Comment by IG_Semmelweiss
3 hours ago
its quite simple.
if you are a profitable company paying taxes, you 100% want to defer taxes (part of EBITDA) thus trade earnings for market share.
This is exactly what TCI did [1] with cable
[1] https://www.colinkeeley.com/blog/john-malone-operating-manua...
Believe you're talking about conserving cash through reduced taxes since this guy was against paying taxes.
However, spending a premium on cloud services over what you could with an on-prem capital investment does not help your cash position.
His tenant of frugality would have conflicted, especially since the cloud premium can easily exceed the tax rate - that is to say, paying taxes would have been cheaper
Section in your linked article about frugality https://www.colinkeeley.com/blog/john-malone-operating-manua...
In any case, spending on this either opex or capex doesn't help you gain or lose marketshare.

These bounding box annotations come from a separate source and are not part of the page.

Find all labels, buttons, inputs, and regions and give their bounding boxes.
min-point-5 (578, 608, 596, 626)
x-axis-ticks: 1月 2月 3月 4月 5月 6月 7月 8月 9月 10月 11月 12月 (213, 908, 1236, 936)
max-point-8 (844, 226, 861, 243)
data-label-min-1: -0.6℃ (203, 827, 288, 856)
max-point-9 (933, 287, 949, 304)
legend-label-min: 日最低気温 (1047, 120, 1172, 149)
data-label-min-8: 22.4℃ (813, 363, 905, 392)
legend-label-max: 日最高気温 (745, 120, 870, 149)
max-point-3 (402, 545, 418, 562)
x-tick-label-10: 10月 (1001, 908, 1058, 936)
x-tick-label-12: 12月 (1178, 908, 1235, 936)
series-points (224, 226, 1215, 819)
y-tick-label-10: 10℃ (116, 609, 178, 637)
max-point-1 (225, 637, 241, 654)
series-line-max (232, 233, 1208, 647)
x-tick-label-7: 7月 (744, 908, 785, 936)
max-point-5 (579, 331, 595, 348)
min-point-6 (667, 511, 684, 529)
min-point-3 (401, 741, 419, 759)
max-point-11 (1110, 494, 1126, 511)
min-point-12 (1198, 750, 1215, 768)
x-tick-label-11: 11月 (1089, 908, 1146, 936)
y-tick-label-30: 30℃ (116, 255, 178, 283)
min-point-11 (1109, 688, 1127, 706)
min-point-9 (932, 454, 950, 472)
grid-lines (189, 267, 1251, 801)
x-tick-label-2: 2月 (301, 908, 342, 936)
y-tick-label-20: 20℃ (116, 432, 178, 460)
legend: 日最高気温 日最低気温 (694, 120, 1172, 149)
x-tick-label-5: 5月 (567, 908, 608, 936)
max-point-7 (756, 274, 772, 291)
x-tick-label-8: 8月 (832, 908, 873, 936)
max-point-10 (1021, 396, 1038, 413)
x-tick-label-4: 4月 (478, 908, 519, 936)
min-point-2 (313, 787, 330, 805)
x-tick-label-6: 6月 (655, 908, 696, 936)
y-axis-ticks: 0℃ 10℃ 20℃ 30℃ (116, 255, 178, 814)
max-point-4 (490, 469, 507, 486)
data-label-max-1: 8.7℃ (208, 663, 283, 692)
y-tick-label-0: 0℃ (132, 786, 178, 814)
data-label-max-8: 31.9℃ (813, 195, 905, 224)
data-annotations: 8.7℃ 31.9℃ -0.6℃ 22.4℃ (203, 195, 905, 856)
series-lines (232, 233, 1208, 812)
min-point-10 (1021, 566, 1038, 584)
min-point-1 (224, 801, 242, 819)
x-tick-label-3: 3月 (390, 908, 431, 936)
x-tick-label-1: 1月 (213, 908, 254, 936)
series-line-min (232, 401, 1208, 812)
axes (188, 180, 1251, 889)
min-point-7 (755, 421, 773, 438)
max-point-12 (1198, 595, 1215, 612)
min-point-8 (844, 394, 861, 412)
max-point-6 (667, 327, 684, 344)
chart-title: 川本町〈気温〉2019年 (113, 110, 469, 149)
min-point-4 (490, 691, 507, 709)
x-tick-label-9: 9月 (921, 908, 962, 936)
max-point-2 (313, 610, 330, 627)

Conserving cash can help, so you'd want to employ the lower cost option regardless of what line of the financial statement it hits - it's not going to be cloud if you follow that thought through
If cost was equal then opex gives a tax advantage, most companies are valued on EBITDA so still may not be their priority to optimize tax spend - a lot of other methods to avoid taxes. But the environment I've operated in I choose to capex because it conserves cash (is cheaper) and improves EBITDA optics (is excluded)
Probably depends on where your gross margins would be with cloud and if you're higher or lower growth. If cloud will let you grow faster (HA/DR on-prem is hard) and you'll still have 75-80%+ gross margins, why slow top-line growth to do on-prem?